Pourtant lorsqu’on lit les enseignements du Bouddha, on voit qu’au cours de sa vie, il fut le conseiller de rois et de gouvernants ; que la quête d’aumônes le mit en contact avec toutes les couches de la société, et qu’il enseigna comment être en paix avec soi même et aussi avec les autres et le monde.
L’analyse qu’il proposa des sources de nos problèmes, de notre mal-être et de notre souffrance, et les solutions à y apporter, reste, à mon sens, aussi juste aujourd’hui qu’il y a 25 siècles. L’accent y est mis sur la reconnaissance de notre interdépendance, ou « inter-être » avec chacun et chaque chose de ce monde. Cette perspective peut enrichir notre compréhension des problèmes actuels, parce que de cette interdépendance bien comprise ne peuvent découler que trois attitudes face aux autres et au monde : non-violence, compassion et simplicité ; ces principes éthiques sont les fondements de l’enseignement du Bouddha.
Car le bouddhisme n’est pas fait pour rester dans les salles de méditation. On connaît la parabole du buffle : l’étudiant de la Voie doit partir à la recherche du buffle. Lorsqu’il l’a trouvé, il doit l’attraper, le domestiquer. Ceci représente la première partie du travail spirituel : se connaître soi-même, apprendre à se maîtriser, à réguler ses actions et ses émotions. Mais ensuite, monté sur le buffle, il faut retourner « sur la place du marché ». Car c’est là, avec et pour les autres, que l’Éveil doit porter ses fruits.
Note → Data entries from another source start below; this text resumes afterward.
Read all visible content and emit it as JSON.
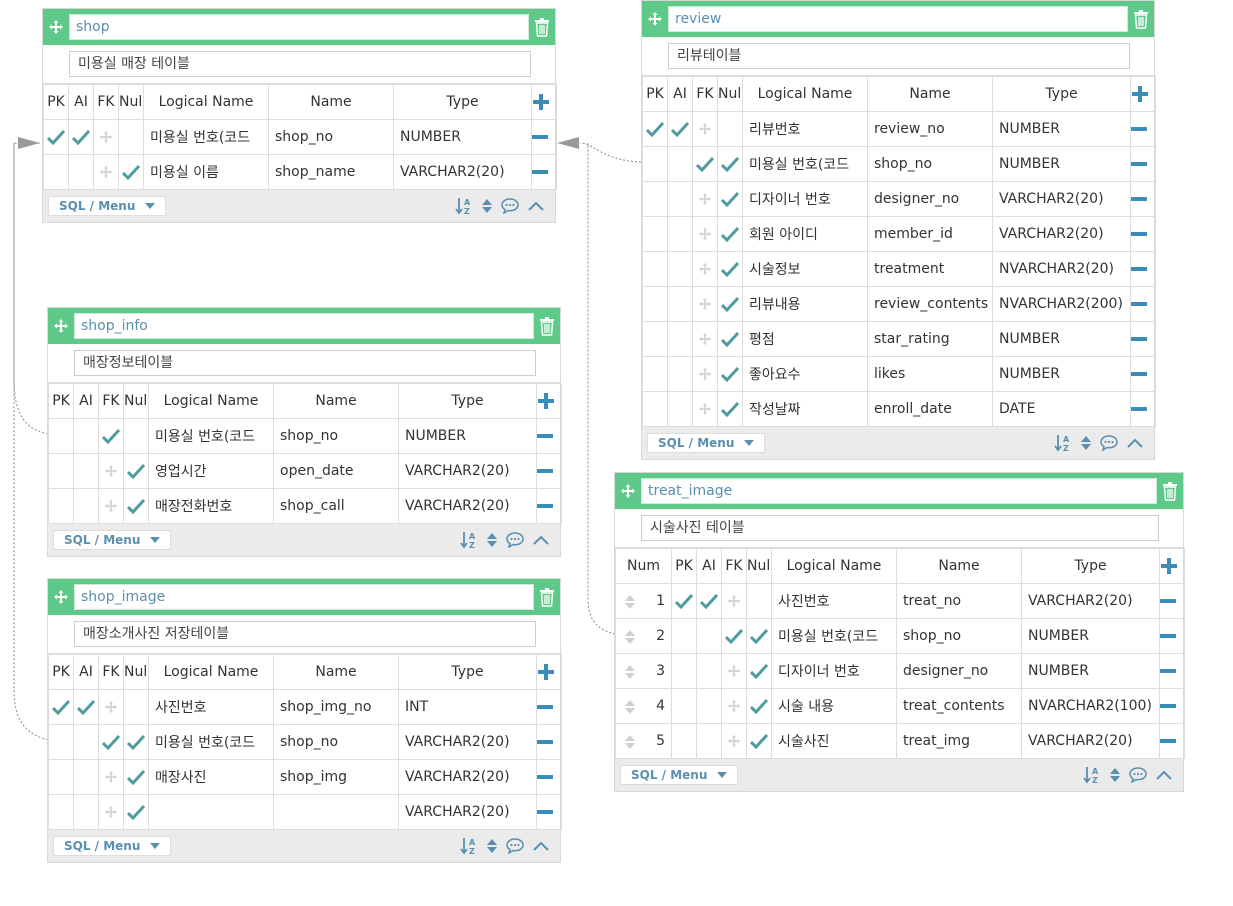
{
  "headers": {
    "num": "Num",
    "pk": "PK",
    "ai": "AI",
    "fk": "FK",
    "null": "Null",
    "logical": "Logical Name",
    "name": "Name",
    "type": "Type"
  },
  "footer": {
    "sql_menu": "SQL / Menu"
  },
  "colors": {
    "header": "#5fc98a",
    "check": "#4f9c9f",
    "accent": "#3a8db9",
    "footer": "#ebebeb"
  },
  "tables": {
    "shop": {
      "name": "shop",
      "comment": "미용실 매장 테이블",
      "rows": [
        {
          "pk": true,
          "ai": true,
          "fk": false,
          "null": false,
          "logical": "미용실 번호(코드",
          "name": "shop_no",
          "type": "NUMBER"
        },
        {
          "pk": false,
          "ai": false,
          "fk": false,
          "null": true,
          "logical": "미용실 이름",
          "name": "shop_name",
          "type": "VARCHAR2(20)"
        }
      ]
    },
    "shop_info": {
      "name": "shop_info",
      "comment": "매장정보테이블",
      "rows": [
        {
          "pk": false,
          "ai": false,
          "fk": true,
          "null": false,
          "logical": "미용실 번호(코드",
          "name": "shop_no",
          "type": "NUMBER"
        },
        {
          "pk": false,
          "ai": false,
          "fk": false,
          "null": true,
          "logical": "영업시간",
          "name": "open_date",
          "type": "VARCHAR2(20)"
        },
        {
          "pk": false,
          "ai": false,
          "fk": false,
          "null": true,
          "logical": "매장전화번호",
          "name": "shop_call",
          "type": "VARCHAR2(20)"
        }
      ]
    },
    "shop_image": {
      "name": "shop_image",
      "comment": "매장소개사진 저장테이블",
      "rows": [
        {
          "pk": true,
          "ai": true,
          "fk": false,
          "null": false,
          "logical": "사진번호",
          "name": "shop_img_no",
          "type": "INT"
        },
        {
          "pk": false,
          "ai": false,
          "fk": true,
          "null": true,
          "logical": "미용실 번호(코드",
          "name": "shop_no",
          "type": "VARCHAR2(20)"
        },
        {
          "pk": false,
          "ai": false,
          "fk": false,
          "null": true,
          "logical": "매장사진",
          "name": "shop_img",
          "type": "VARCHAR2(20)"
        },
        {
          "pk": false,
          "ai": false,
          "fk": false,
          "null": true,
          "logical": "",
          "name": "",
          "type": "VARCHAR2(20)"
        }
      ]
    },
    "review": {
      "name": "review",
      "comment": "리뷰테이블",
      "rows": [
        {
          "pk": true,
          "ai": true,
          "fk": false,
          "null": false,
          "logical": "리뷰번호",
          "name": "review_no",
          "type": "NUMBER"
        },
        {
          "pk": false,
          "ai": false,
          "fk": true,
          "null": true,
          "logical": "미용실 번호(코드",
          "name": "shop_no",
          "type": "NUMBER"
        },
        {
          "pk": false,
          "ai": false,
          "fk": false,
          "null": true,
          "logical": "디자이너 번호",
          "name": "designer_no",
          "type": "VARCHAR2(20)"
        },
        {
          "pk": false,
          "ai": false,
          "fk": false,
          "null": true,
          "logical": "회원 아이디",
          "name": "member_id",
          "type": "VARCHAR2(20)"
        },
        {
          "pk": false,
          "ai": false,
          "fk": false,
          "null": true,
          "logical": "시술정보",
          "name": "treatment",
          "type": "NVARCHAR2(20)"
        },
        {
          "pk": false,
          "ai": false,
          "fk": false,
          "null": true,
          "logical": "리뷰내용",
          "name": "review_contents",
          "type": "NVARCHAR2(200)"
        },
        {
          "pk": false,
          "ai": false,
          "fk": false,
          "null": true,
          "logical": "평점",
          "name": "star_rating",
          "type": "NUMBER"
        },
        {
          "pk": false,
          "ai": false,
          "fk": false,
          "null": true,
          "logical": "좋아요수",
          "name": "likes",
          "type": "NUMBER"
        },
        {
          "pk": false,
          "ai": false,
          "fk": false,
          "null": true,
          "logical": "작성날짜",
          "name": "enroll_date",
          "type": "DATE"
        }
      ]
    },
    "treat_image": {
      "name": "treat_image",
      "comment": "시술사진 테이블",
      "rows": [
        {
          "num": "1",
          "pk": true,
          "ai": true,
          "fk": false,
          "null": false,
          "logical": "사진번호",
          "name": "treat_no",
          "type": "VARCHAR2(20)"
        },
        {
          "num": "2",
          "pk": false,
          "ai": false,
          "fk": true,
          "null": true,
          "logical": "미용실 번호(코드",
          "name": "shop_no",
          "type": "NUMBER"
        },
        {
          "num": "3",
          "pk": false,
          "ai": false,
          "fk": false,
          "null": true,
          "logical": "디자이너 번호",
          "name": "designer_no",
          "type": "NUMBER"
        },
        {
          "num": "4",
          "pk": false,
          "ai": false,
          "fk": false,
          "null": true,
          "logical": "시술 내용",
          "name": "treat_contents",
          "type": "NVARCHAR2(100)"
        },
        {
          "num": "5",
          "pk": false,
          "ai": false,
          "fk": false,
          "null": true,
          "logical": "시술사진",
          "name": "treat_img",
          "type": "VARCHAR2(20)"
        }
      ]
    }
  }
}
Le maître vietnamien Thich Nath Hanh, fondateur du mouvement du Bouddhisme Engagé, écrit :« Quand les bombes tombent, vous ne pouvez pas rester tout le temps dans la salle de méditation. La méditation est la prise de conscience de ce qui se passe, non seulement en vous, mais autour de vous aussi. (…) Vous devez apprendre comment soigner un enfant blessé tout en poursuivant votre pratique de respiration consciente ; l’action doit être en même temps méditation. »
 […]Que dit le Bouddha ? La première raison de nos problèmes, qu’ils soient individuels ou collectifs, tient à notre ignorance, c’est à dire à notre méconnaissance de ce que nous sommes vraiment. Nous nous voyons comme une personne complètement individuelle, indépendante des autres et de notre environnement. Nous avons une idée solide de notre « Moi », et nous pensons que nous sommes une entité autonome et close.
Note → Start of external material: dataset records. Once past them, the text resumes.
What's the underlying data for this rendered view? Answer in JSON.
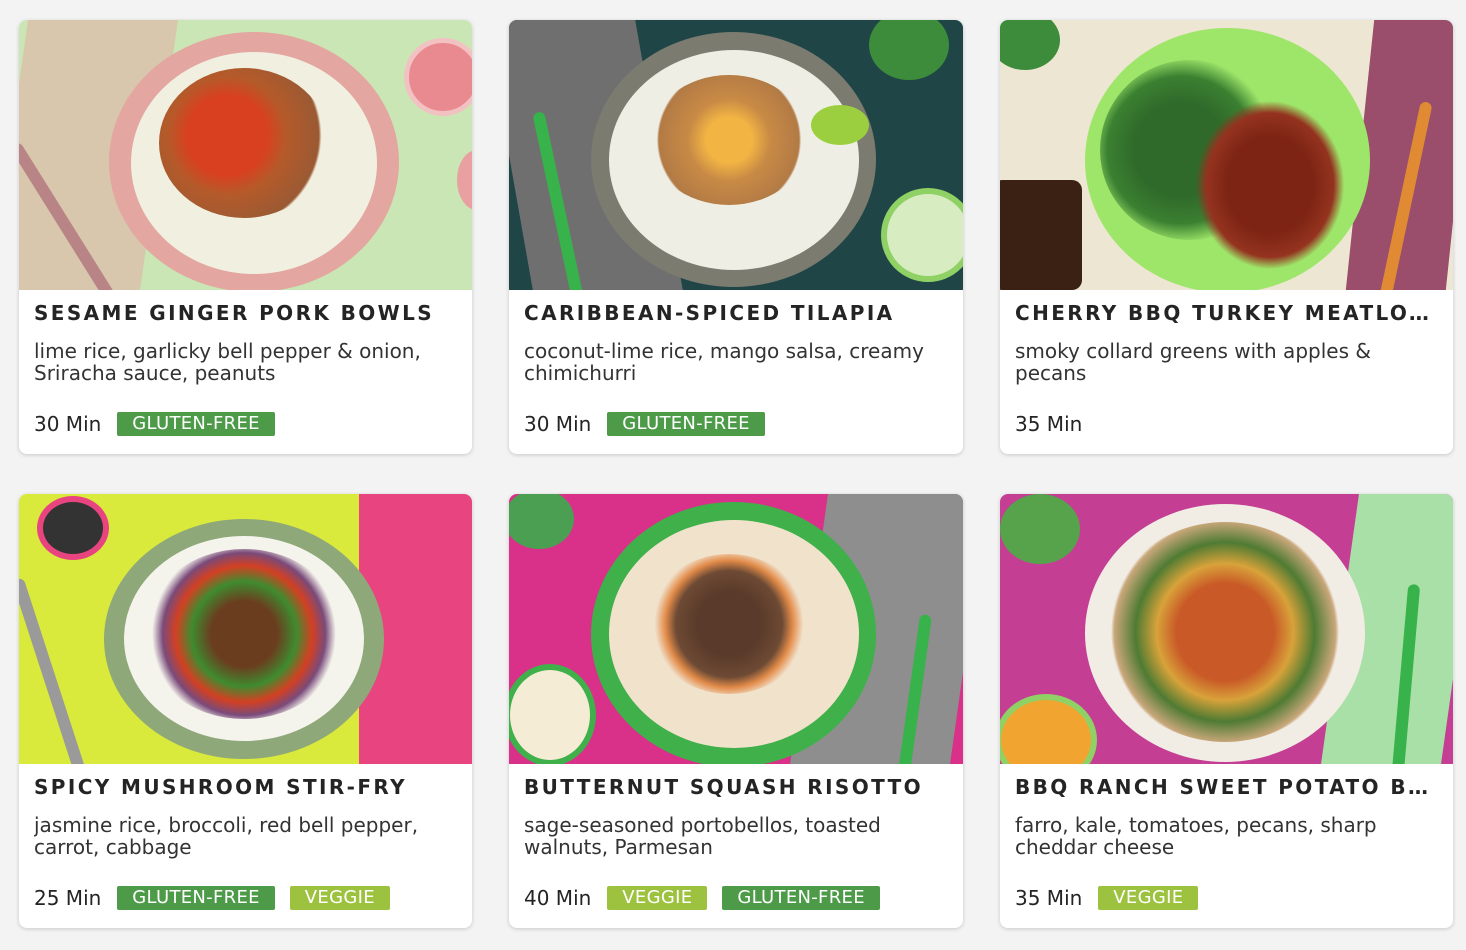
{
  "colors": {
    "card_bg": "#ffffff",
    "page_bg": "#f3f3f3",
    "title": "#242424",
    "gluten_free_tag": "#4d9b49",
    "veggie_tag": "#9dc23f"
  },
  "recipes": [
    {
      "title": "SESAME GINGER PORK BOWLS",
      "description": "lime rice, garlicky bell pepper & onion, Sriracha sauce, peanuts",
      "time": "30 Min",
      "tags": [
        "GLUTEN-FREE"
      ],
      "photo_bg": "#c9e6b4"
    },
    {
      "title": "CARIBBEAN-SPICED TILAPIA",
      "description": "coconut-lime rice, mango salsa, creamy chimichurri",
      "time": "30 Min",
      "tags": [
        "GLUTEN-FREE"
      ],
      "photo_bg": "#1f4547"
    },
    {
      "title": "CHERRY BBQ TURKEY MEATLOAF",
      "description": "smoky collard greens with apples & pecans",
      "time": "35 Min",
      "tags": [],
      "photo_bg": "#ede6d2"
    },
    {
      "title": "SPICY MUSHROOM STIR-FRY",
      "description": "jasmine rice, broccoli, red bell pepper, carrot, cabbage",
      "time": "25 Min",
      "tags": [
        "GLUTEN-FREE",
        "VEGGIE"
      ],
      "photo_bg": "#d9ea3c"
    },
    {
      "title": "BUTTERNUT SQUASH RISOTTO",
      "description": "sage-seasoned portobellos, toasted walnuts, Parmesan",
      "time": "40 Min",
      "tags": [
        "VEGGIE",
        "GLUTEN-FREE"
      ],
      "photo_bg": "#d9308a"
    },
    {
      "title": "BBQ RANCH SWEET POTATO BOWLS",
      "description": "farro, kale, tomatoes, pecans, sharp cheddar cheese",
      "time": "35 Min",
      "tags": [
        "VEGGIE"
      ],
      "photo_bg": "#c43e94"
    }
  ]
}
Erreur ! dit le bouddhisme : regardez, vous êtes composé d’abord de tout ce qui n’est pas « vous » : nous sommes l’air que nous respirons, tous les aliments que nous mangeons, les gènes que nous ont légués des milliers d’ancêtres… Nous sommes toute l’histoire de l’ évolution, et la somme de tous les rapports humains que nous avons vécus…Cela forme certes un être unique, absolument précieux, mais complètement en rapport, en « inter-être » avec tout le reste de l’univers :
 […]
Parce que nous nous pensons seuls, séparés, coupés des autres et du monde, naissent les deux autres « poisons » définis par le Bouddha : l’avidité et la colère.
Si je n’ai que « moi », alors je veux « tout » !  […] Et comme nous le savons, les désirs sont insatiables, apportant frustration et insatisfaction à peine comblés… D’où la colère, tant contre moi pour ne pas trouver de satisfaction que contre les autres qui me menacent : menaces de me prendre ce que j’ai – l’avoir est la base de ce petit moi – ou refus de me donner ce que je veux – que ce soit à un niveau individuel, au niveau d’un groupe d’un état. […]
Interdépendance, donc, et sa première conséquence : ne pas faire de mal aux autres, ni à soi-même, ni à la nature.  […]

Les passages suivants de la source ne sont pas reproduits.